Family credits specialized vest with saving man's life
Defibrillators are a tool that can quickly shock a patient's heart back to beating during cardiac arrest. One type of defibrillator, the Life Vest, recently helped save the life of a Waterloo man.
WATERLOO (KWWL) -
A quarter of all deaths in the US are attributed to heart disease, according to the Centers for Disease Control.
Heart conditions are only becoming more common with the rise in obesity.
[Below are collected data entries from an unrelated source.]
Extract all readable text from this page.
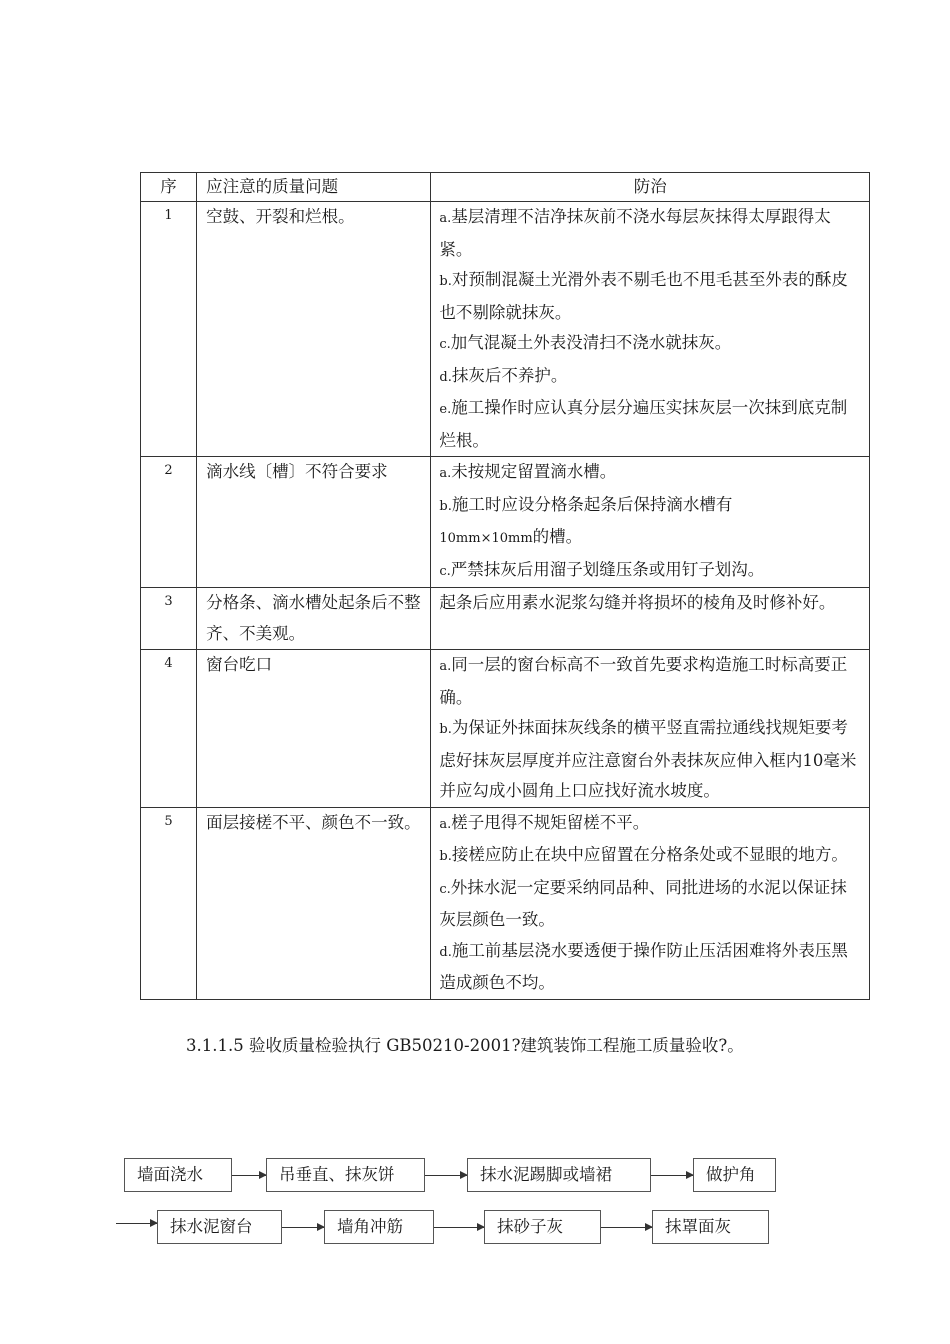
序	应注意的质量问题	防治
1	空鼓、开裂和烂根。	a.基层清理不洁净抹灰前不浇水每层灰抹得太厚跟得太紧。
b.对预制混凝土光滑外表不剔毛也不甩毛甚至外表的酥皮也不剔除就抹灰。
c.加气混凝土外表没清扫不浇水就抹灰。
d.抹灰后不养护。
e.施工操作时应认真分层分遍压实抹灰层一次抹到底克制烂根。

2	滴水线〔槽〕不符合要求	a.未按规定留置滴水槽。
b.施工时应设分格条起条后保持滴水槽有
10mm×10mm的槽。
c.严禁抹灰后用溜子划缝压条或用钉子划沟。

3	分格条、滴水槽处起条后不整齐、不美观。	起条后应用素水泥浆勾缝并将损坏的棱角及时修补好。

4	窗台吃口	a.同一层的窗台标高不一致首先要求构造施工时标高要正确。
b.为保证外抹面抹灰线条的横平竖直需拉通线找规矩要考虑好抹灰层厚度并应注意窗台外表抹灰应伸入框内10毫米并应勾成小圆角上口应找好流水坡度。

5	面层接槎不平、颜色不一致。	a.槎子甩得不规矩留槎不平。
b.接槎应防止在块中应留置在分格条处或不显眼的地方。
c.外抹水泥一定要采纳同品种、同批进场的水泥以保证抹灰层颜色一致。
d.施工前基层浇水要透便于操作防止压活困难将外表压黑造成颜色不均。
3.1.1.5 验收质量检验执行 GB50210-2001?建筑装饰工程施工质量验收?。
墙面浇水	吊垂直、抹灰饼	抹水泥踢脚或墙裙	做护角
抹水泥窗台	墙角冲筋	抹砂子灰	抹罩面灰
But medical advances are constantly helping save lives.
Defibrillators are becoming a more common way to help save patients suffering cardiac arrest.
Defibrillators, called AEDs, have been showing up in a lot of schools and other public places. It's a tool that can be quickly used to shock the heart back to work.
But another type of defibrillator, specifically designed for people who suffer from heart disease, is becoming popular. One eastern Iowa man credits it with saving his life.
At just 52, David Aliffi suffers a serious heart condition called dilated cardiomyopathy.
"I smoked like a factory, and that's what led to all this," Aliffi said.
Last month, Aliffi was with his sister in the lobby of cardiologist Dr. Joud Dib's office when he went into sudden cardiac arrest.
"There was no pain, no nothing. I just -- my heart quit. I literally blacked out," said Aliffi.
"When I came in the door, he was flat on the floor," his sister Carole Barrows said. "I just stood there dumfounded."
Dr. Dib rushed out to check on him, but there was no pulse.
Knowing his history of heart attacks, Barrows thought for sure her brother was dead.
"Eyes open and a dead stare," Barrows said. "I thought 'Oh God. This is ... this is it.'"
But just two weeks earlier, Dr. Dib had prescribed a device for Aliffi called a Life Vest.
The Life Vest is incredibly small and lightweight. It can be used in patients with all kinds of heart problems. It's currently worn by about 100,000 people and has saved some 1,000 lives.
The Vest knows when the heart needs help and sends out an alert, then shocks the patient's heart.
When Aliffi collapsed, Dr. Dib was a bit nervous. The 40 seconds before the vest kicked on seemed like an eternity, but it did the job.
"You have some doubt. You're like, 'C'mon man! The guy is dead. Just shock him!' And then it goes off," Dr. Dib said. "After that, everybody was happy because he was dead and the guy came back. It's a miracle."
"When I came to I was asking people, 'What the hell just happened?'" said Aliffi.
Aliffi now feels lucky to be alive. He and his family are amazed at how this medical technology shocked him back to life.
"If it hadn't been for that, it truly would've been a tragedy," Barrows said.
Patients are able to wear the Life Vest while being considered for a permanent implanted defibrillator. In the past, those patients would have no help if they experienced cardiac arrest during the three-month monitoring period before surgery.
After his episode with the Life Vest, Aliffi did undergo surgery at Mayo Clinic to get a defibrillator implanted in his heart -- and he said he's now doing well.